15/06/2010

Uma reflexão sobre o mistério da Triunidade de Deus e a divindade do homem Jesus conforme Filipenses.



Filipenses 2, versos 5 a 11:

5 De sorte que haja em vós o mesmo sentimento que houve também em Cristo Jesus,
6 Que, sendo em forma de Deus, não teve por usurpação ser igual a Deus,
7 Mas esvaziou-se a si mesmo, tomando a forma de servo, fazendo-se semelhante aos homens;
8 E, achado na forma de homem, humilhou-se a si mesmo, sendo obediente até à morte, e morte de cruz.
9 Por isso, também Deus o exaltou soberanamente, e lhe deu um nome que é sobre todo o nome;
10 Para que ao nome de Jesus se dobre todo o joelho dos que estão nos céus, e na terra, e debaixo da terra,
11 E toda a língua confesse que Jesus Cristo é o Senhor, para glória de Deus Pai.


O trecho da carta de Paulo aos Filipenses transcrita acima foi para mim um texto de grande importância para a minha vida cristã. Num momento eu que eu passei a querer entender os fundamentos da fé cristã, deparei-me com um dilema que o bom senso não conseguia resolver. Eu sabia que Deus é um, é único e que não existem outros deuses além dEle e, sendo assim, todas as tentativas de se elaborar ou compreender uma divindade que não seja o Deus bíblico é engano e odioso pecado.

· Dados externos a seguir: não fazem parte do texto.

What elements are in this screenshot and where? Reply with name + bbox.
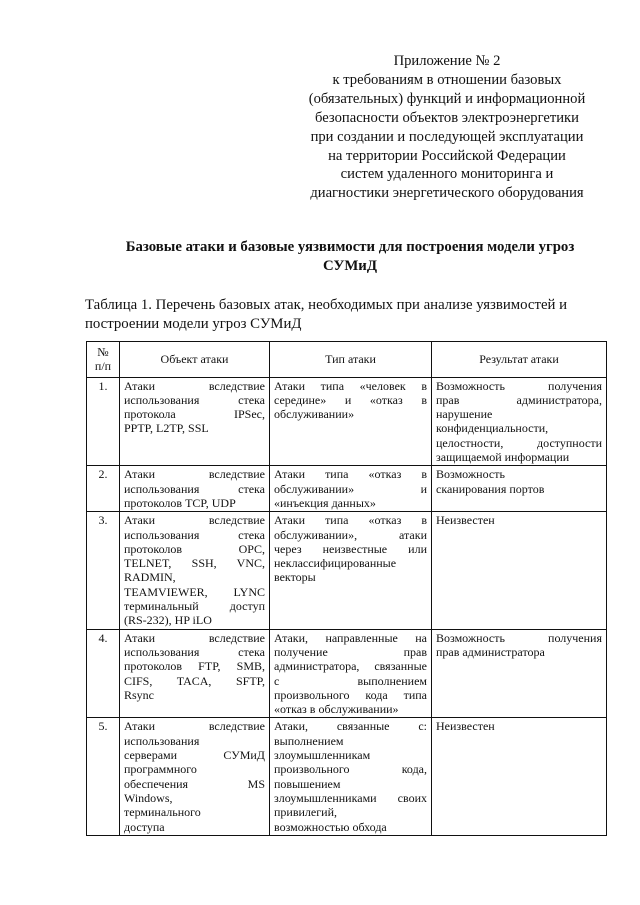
cell-line: администратора, связанные [274, 659, 427, 674]
cell-line: обеспечения MS [124, 776, 265, 791]
cell-line: (RS-232), HP iLO [124, 613, 212, 628]
cell-line: выполнением [274, 733, 344, 748]
cell-line: привилегий, [274, 805, 338, 820]
cell-line: TEAMVIEWER, LYNC [124, 584, 265, 599]
cell-line: возможностью обхода [274, 819, 387, 834]
cell-line: Атаки вследствие [124, 467, 265, 482]
cell-line: «отказ в обслуживании» [274, 702, 399, 717]
row-number: 3. [87, 512, 120, 629]
appendix-line: Приложение № 2 [393, 53, 501, 69]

Minha angustiante e sincera questão era a respeito da divindade de Jesus. Eu já era consciente da existência de um Deus único, mas como compreender a unicidade indivisível de Deus nas pessoas do Pai, do Filho e do Espírito Santo? Como conceber o Jesus Cristo bíblico, histórico, o servo sofredor como sendo o Soberano criador dos Céus e da Terra e como compreender a pluralidade de pessoas num único e Todo-poderoso ser? Na matemática três não podem ser um e por isso minha razão lutava para compreender essa definição da teologia enquanto que meu coração se carregava de culpa por causa do questionamento lançado a Deus. Se três formam um, então cada uma das pessoas seria uma parte fracionada e por conseqüência incompleta, pois carecia das outras duas partes para formar o Um e, portanto, cada parte seria imperfeita à parte do Um. Tal pensamento lógico levantou uma questão estúpida acerca da possível fracionalidade de Deus, como se Deus se dividisse na pessoa do Pai, na pessoa do Filho e na pessoa do Espírito Santo. Ele não se divide, ao contrário, Ele subsiste de maneira imutável e eterna nessas três pessoas, que ao mesmo tempo em que são um, este um também é plural por causa da relação que existe entre as, assim compreendidas, três pessoas da divindade que a nós foi revelada pelas Escrituras. Ou seja, um é diferente do outro e assim podemos compreender como pessoas distintas ao mesmo tempo em que os três não formam um, Eles simplesmente são Um.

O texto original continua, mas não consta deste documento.